Core Concepts¶

This page summarizes the core objects you will use in CausalRL and how they connect in the OPE workflow. All names below map to real classes/functions in the package.

Datasets¶

CausalRL expects explicit dataset objects with validated shapes:

LoggedBanditDataset (crl.data) for contextual bandits.
TrajectoryDataset (crl.data) for finite-horizon MDP trajectories.
TransitionDataset (crl.data) for (s, a, r, s', done) logs that can be grouped into trajectories.

Each dataset exposes .discount, .horizon, and optional behavior_action_probs for logged propensities.

Policies¶

Policies implement action probabilities for observed actions:

Policy protocol (crl.policies) defines action_probs and action_prob.
Use Policy.from_sklearn or Policy.from_torch to wrap existing models.
Reference implementations include TabularPolicy, StochasticPolicy, and CallablePolicy.
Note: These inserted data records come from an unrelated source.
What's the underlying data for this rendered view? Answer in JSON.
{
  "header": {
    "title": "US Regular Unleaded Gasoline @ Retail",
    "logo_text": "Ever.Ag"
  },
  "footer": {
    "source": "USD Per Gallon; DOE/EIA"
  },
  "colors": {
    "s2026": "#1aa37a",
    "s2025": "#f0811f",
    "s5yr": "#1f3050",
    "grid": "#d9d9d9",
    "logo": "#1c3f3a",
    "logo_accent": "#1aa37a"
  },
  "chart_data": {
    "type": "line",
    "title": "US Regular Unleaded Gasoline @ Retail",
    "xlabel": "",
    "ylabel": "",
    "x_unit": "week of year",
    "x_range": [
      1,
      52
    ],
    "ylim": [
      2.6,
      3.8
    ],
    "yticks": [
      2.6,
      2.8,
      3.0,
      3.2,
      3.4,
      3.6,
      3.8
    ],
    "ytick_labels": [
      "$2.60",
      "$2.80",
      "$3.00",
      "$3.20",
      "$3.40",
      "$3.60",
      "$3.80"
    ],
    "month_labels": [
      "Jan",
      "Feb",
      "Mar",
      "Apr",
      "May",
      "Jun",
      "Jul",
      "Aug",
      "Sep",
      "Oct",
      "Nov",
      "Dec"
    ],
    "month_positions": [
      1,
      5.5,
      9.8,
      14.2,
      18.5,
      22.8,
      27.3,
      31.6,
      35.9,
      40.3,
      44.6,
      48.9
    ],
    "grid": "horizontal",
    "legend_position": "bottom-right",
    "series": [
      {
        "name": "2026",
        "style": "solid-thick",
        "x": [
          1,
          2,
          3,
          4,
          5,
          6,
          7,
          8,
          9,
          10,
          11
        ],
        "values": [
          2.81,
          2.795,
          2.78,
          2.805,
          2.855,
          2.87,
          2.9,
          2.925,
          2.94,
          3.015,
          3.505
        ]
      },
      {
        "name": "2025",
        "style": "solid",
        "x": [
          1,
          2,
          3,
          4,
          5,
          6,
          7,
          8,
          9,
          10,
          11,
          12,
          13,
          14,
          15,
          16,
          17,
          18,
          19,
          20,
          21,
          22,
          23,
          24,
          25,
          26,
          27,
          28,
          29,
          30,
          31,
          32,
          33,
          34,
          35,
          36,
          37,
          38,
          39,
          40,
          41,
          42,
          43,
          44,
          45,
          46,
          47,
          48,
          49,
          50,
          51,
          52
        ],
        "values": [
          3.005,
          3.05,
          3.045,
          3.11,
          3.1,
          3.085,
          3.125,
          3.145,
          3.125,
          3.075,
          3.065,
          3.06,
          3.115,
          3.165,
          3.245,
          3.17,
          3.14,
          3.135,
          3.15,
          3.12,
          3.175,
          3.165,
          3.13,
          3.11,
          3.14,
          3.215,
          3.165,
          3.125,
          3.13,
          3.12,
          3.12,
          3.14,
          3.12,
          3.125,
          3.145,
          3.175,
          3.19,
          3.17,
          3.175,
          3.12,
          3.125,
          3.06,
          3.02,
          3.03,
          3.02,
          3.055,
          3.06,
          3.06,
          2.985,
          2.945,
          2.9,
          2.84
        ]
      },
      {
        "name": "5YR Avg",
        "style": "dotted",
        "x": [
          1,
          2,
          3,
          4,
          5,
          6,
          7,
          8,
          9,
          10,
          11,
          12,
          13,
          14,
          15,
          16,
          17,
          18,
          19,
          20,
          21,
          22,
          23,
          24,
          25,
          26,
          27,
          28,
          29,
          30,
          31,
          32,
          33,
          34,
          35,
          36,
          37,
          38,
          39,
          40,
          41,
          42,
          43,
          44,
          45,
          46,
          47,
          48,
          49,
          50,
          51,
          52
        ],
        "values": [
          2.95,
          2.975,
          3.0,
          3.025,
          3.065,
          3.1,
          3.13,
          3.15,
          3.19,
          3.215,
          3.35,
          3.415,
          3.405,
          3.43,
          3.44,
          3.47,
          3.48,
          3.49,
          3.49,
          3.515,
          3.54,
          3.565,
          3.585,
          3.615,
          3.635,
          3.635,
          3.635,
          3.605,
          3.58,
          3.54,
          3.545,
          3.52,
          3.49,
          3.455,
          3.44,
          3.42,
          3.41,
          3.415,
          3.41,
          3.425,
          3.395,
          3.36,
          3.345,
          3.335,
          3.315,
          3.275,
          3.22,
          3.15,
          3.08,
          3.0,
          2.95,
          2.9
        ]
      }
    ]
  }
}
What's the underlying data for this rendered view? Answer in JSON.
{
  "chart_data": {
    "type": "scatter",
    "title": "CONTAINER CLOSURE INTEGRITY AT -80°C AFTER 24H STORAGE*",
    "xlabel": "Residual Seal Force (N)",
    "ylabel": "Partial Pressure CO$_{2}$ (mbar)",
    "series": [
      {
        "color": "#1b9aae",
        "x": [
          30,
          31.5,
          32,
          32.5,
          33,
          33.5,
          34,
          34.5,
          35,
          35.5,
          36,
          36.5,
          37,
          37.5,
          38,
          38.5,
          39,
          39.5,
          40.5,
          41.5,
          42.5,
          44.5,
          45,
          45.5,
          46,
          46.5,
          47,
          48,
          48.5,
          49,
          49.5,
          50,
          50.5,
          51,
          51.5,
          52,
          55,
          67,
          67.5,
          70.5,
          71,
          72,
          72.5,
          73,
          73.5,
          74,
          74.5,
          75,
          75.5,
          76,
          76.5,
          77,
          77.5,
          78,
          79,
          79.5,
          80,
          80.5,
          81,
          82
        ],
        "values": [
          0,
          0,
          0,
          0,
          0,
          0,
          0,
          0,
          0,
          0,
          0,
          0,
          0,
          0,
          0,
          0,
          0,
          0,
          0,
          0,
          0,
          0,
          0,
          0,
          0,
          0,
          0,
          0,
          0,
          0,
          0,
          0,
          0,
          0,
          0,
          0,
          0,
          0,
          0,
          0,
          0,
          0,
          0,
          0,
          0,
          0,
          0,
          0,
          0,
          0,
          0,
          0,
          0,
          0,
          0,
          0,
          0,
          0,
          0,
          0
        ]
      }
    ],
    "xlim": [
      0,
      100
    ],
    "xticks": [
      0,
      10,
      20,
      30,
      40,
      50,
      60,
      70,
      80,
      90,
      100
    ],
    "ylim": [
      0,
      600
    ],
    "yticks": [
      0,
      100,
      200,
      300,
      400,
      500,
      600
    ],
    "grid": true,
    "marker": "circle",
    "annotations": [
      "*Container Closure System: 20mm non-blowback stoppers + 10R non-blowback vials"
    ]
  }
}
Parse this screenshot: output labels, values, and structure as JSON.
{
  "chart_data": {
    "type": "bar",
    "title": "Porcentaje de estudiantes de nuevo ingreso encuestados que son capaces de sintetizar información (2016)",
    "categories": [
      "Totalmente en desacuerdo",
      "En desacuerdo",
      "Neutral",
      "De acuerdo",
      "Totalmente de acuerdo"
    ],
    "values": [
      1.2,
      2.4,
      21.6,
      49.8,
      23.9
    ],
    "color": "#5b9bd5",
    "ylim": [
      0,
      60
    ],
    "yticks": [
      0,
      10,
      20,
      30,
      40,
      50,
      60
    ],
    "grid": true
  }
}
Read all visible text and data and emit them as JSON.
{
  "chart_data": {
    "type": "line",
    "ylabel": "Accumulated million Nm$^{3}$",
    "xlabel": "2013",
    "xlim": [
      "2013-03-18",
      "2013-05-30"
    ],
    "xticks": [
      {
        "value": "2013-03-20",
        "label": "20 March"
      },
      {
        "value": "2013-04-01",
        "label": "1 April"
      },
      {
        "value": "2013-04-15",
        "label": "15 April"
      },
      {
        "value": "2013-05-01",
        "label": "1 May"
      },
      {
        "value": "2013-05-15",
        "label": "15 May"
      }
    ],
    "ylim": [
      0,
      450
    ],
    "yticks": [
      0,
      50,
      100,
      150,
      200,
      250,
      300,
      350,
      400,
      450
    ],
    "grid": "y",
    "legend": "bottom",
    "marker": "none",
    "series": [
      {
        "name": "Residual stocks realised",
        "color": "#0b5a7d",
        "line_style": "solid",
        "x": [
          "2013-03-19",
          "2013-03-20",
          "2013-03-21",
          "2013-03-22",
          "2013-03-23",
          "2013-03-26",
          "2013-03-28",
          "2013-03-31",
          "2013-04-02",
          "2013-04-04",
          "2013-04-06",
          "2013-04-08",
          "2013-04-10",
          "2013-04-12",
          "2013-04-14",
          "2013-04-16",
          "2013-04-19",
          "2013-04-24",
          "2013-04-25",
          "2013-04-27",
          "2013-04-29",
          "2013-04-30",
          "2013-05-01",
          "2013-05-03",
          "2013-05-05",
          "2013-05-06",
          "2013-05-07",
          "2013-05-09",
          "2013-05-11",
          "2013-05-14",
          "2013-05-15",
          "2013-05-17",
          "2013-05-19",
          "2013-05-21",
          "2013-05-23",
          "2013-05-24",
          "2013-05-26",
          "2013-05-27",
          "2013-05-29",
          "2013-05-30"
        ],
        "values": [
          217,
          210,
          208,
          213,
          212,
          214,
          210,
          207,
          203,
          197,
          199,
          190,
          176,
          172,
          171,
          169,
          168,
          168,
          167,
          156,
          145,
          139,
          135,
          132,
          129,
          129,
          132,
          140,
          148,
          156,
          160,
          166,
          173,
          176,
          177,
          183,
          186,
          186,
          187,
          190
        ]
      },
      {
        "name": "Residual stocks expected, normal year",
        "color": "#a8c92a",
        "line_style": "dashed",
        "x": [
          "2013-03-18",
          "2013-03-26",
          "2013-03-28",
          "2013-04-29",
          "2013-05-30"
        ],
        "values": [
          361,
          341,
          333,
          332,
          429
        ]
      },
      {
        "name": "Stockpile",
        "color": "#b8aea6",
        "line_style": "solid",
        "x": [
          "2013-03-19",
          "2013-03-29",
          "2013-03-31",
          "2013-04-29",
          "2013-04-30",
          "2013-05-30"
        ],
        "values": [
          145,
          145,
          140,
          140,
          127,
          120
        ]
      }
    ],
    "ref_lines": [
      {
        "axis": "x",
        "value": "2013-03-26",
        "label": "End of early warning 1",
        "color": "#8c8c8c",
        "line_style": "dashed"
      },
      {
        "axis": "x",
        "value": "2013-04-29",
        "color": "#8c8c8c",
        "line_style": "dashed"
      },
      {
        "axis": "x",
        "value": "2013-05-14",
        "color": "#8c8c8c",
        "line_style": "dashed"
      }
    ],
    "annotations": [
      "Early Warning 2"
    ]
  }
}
Estimands and assumptions¶

The central estimand is the policy value:

PolicyValueEstimand binds the target policy with horizon, discount, and an AssumptionSet.
Assumptions are explicit via Assumption and AssumptionSet.

Estimators¶

Estimators return an EstimatorReport with the value estimate, standard error, confidence interval, diagnostics, and warnings. Examples include:

Importance sampling: ISEstimator, WISEstimator, PDISEstimator
Doubly robust: DoublyRobustEstimator, WeightedDoublyRobustEstimator
Model-based: FQEEstimator
Specialized: MAGICEstimator, MRDREstimator, DualDICEEstimator

Diagnostics and reports¶

Diagnostics quantify overlap, effective sample size, and tail behavior of importance weights. Reports are aggregated in an OpeReport, which can render tables and HTML outputs.

End-to-end pipeline¶

For most workflows you can use evaluate:

from crl.ope import evaluate_ope

report = evaluate_ope(dataset=dataset, policy=policy)

This selects default estimators for the dataset type and returns an OpeReport with diagnostics and metadata.